When I first got into bodybuilding and fitness, I weighed 120 pounds, skinny, scrawny, and weak. Quite honestly, I was mocked for even entertaining the idea that I could lift! I didn't have a strong support system. No one believed that I could do it—even I had my doubts. My self-esteem was extremely low, but I knew I wanted to succeed. I was determined to get big, make gains, and prove to myself that I could go from scrawny to brawny.
Overcoming the mental barriers is just as difficult as overcoming the physical ones. It's difficult to believe in yourself, to change, to get out of the box you've been stuck in, and it's difficult to admit your weaknesses. However, overcoming challenges in your life helps you to grow as a person and increases your confidence. Once you're confident, you can face whatever comes your way.
I know what it's like to feel confused, intimidated, and hopeless. But you can put on muscle! You just need the right application of knowledge. Here is the simple template I used to overcome the cynics, trump the odds, transform my life and body, and put on more than 60 pounds of mass.
Find Your Inner Strength
Yes, you want to find what drives and motivates you to be your best, but the inner strength I'm talking about is your core. Too many people neglect this part of the body—but it's so important. If you strengthen your core first, you'll be able to handle a greater load when you move on to heavier weight training. You'll also ensure your ability to train safer, endure longer, and ultimately make greater gains.
Think Big and Basic
When I say think big, I'm talking about the muscles you train. Emphasize your legs, back, chest, and shoulders! These are large muscles, and if they grow, so will your appearance! To build these muscles most effectively, do basic compound movements. Oh, don't worry, compound movements will also recruit and work your smaller, surrounding muscles as well. The big and basic approach will help you train for optimal growth in nearly all the muscles of your body.
Train Hard and Heavy
Sounds ridiculous right? How can you train heavy and hard if you're scrawny? The answer lies in the individual. It's all relative! Maybe your heavy lift is a 55-pound bench press—like mine was when I started. You need to find what is challenging for you and then work with it. It doesn't matter how your number compares with anyone else's. Your goal should be to executive the lifts as safely as possible with enough weight to make each set difficult.
Track And Add
As time passes, you will get stronger. That means you should always add weight to your lifts, even if it's only two pounds. You have to consistently push your limits in order to grow. Track your workouts so you know what you lifted and how much you might be able to do next week. Pay attention to your strengths and weaknesses so you can modify your training as improve.
Schedule Your Success
Make a schedule, write it down, and stick to it. You're much more likely to stick to your workout routine if you write down what you are going to do and when you are going to do it. Making gains takes time, so make your schedule fit into the life you have right now. If you know you can't spend two hours in the gym, don't plan a two-hour workout. (Actually, don't plan a two-hour workout, regardless.) Make your schedule something you can follow stress-free!
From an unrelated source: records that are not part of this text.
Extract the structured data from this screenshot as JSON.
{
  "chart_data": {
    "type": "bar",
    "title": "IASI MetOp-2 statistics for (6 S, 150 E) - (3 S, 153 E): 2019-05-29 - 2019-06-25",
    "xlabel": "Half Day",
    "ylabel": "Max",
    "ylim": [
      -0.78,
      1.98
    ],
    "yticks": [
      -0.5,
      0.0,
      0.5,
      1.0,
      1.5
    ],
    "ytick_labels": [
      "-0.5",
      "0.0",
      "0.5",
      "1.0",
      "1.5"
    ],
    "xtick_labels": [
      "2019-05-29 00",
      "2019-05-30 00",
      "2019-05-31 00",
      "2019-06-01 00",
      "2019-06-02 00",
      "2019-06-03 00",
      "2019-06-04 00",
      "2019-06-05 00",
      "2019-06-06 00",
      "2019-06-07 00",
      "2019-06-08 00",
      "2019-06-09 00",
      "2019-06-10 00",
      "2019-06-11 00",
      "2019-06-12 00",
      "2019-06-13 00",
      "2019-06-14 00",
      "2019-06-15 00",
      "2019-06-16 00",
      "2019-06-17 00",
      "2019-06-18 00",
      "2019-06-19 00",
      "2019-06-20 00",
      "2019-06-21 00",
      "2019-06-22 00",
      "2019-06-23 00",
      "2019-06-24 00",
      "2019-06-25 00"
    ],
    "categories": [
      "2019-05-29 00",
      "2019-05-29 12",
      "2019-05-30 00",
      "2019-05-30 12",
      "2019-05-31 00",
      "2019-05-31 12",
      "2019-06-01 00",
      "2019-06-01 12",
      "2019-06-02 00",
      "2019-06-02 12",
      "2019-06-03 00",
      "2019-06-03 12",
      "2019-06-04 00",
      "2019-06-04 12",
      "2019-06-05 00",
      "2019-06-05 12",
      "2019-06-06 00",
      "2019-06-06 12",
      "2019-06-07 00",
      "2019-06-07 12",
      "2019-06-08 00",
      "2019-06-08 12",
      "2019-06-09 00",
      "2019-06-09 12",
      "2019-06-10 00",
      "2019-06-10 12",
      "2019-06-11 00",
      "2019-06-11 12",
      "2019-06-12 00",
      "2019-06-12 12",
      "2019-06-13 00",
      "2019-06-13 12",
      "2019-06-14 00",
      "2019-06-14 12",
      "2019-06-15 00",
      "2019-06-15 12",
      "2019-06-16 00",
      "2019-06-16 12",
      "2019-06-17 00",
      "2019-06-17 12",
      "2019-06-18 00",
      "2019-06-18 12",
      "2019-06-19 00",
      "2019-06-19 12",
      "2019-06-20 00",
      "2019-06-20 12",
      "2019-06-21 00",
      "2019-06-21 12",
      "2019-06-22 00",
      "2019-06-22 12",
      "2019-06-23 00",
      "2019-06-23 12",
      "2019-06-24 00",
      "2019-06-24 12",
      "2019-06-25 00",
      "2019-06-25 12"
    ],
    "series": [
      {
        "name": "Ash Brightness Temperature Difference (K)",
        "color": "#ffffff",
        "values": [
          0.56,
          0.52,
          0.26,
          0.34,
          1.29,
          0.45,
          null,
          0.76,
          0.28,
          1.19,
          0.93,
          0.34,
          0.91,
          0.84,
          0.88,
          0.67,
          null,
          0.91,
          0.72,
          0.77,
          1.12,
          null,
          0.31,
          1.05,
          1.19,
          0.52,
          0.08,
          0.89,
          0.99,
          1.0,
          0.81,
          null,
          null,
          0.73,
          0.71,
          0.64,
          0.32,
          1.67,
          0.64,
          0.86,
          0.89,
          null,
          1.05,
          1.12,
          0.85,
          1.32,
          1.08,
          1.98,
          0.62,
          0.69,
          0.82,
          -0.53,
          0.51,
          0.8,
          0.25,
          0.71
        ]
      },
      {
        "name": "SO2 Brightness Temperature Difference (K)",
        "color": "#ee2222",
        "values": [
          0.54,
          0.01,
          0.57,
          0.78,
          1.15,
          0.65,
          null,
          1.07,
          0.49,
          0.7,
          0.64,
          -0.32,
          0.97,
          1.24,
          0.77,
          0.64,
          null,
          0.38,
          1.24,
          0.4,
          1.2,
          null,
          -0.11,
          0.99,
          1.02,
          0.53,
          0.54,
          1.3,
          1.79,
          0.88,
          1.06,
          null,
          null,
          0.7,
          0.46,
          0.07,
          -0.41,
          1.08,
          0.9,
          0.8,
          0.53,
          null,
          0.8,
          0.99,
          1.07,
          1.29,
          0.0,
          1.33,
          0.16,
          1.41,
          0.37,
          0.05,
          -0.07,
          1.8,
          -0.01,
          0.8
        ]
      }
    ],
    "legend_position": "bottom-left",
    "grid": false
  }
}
To add size, you need time to recover, so your training schedule should include rest days. Your muscles don't grow in the gym—they grow at rest. Although everyone has different rest needs, I suggest all people get two days of rest per week.
Don't Over Cardio
I hate to discourage people from doing cardio because of the cardiorespiratory benefits, but don't overdo it and risk losing gains! Going from scrawny to brawny requires food and heavy weight; spend too much time on the treadmill, and you run the risk of losing some of that hard-earned muscle.
Embrace Plateaus And Adapt
That's right: plateaus can be a good thing. When you hit a plateau, it's a sign that your body has adapted to the stress you placed on it. View this as an opportunity to incorporate change into your routine. If you were training in a rep range of 12 and hit a wall, change it to eight reps and increase the weight. You can also switch exercises, decrease your rest periods, change the tempo of your lifts, or implement dropsets. Any of these variables will shock your muscles and help you grow. Small changes often lead to big differences.
Zane's Muscle-Building Split
Here's a sample of one of my old workout templates. I made sure to train and develop my core muscles before starting this routine. Additionally, I made sure to learn the proper form for all the lifts and practiced the proper movement patterns before increasing the weight.
This is just a guideline, so it won't be perfect for everyone. Remember, your body will eventually adapt to the stimulus, so you'll have to make changes to the program.
Training is only one piece of the mass-gaining puzzle. You have to eat, rest, and potentially supplement to reach your goals. It's also important to keep a good attitude. Building muscle takes time—be patient!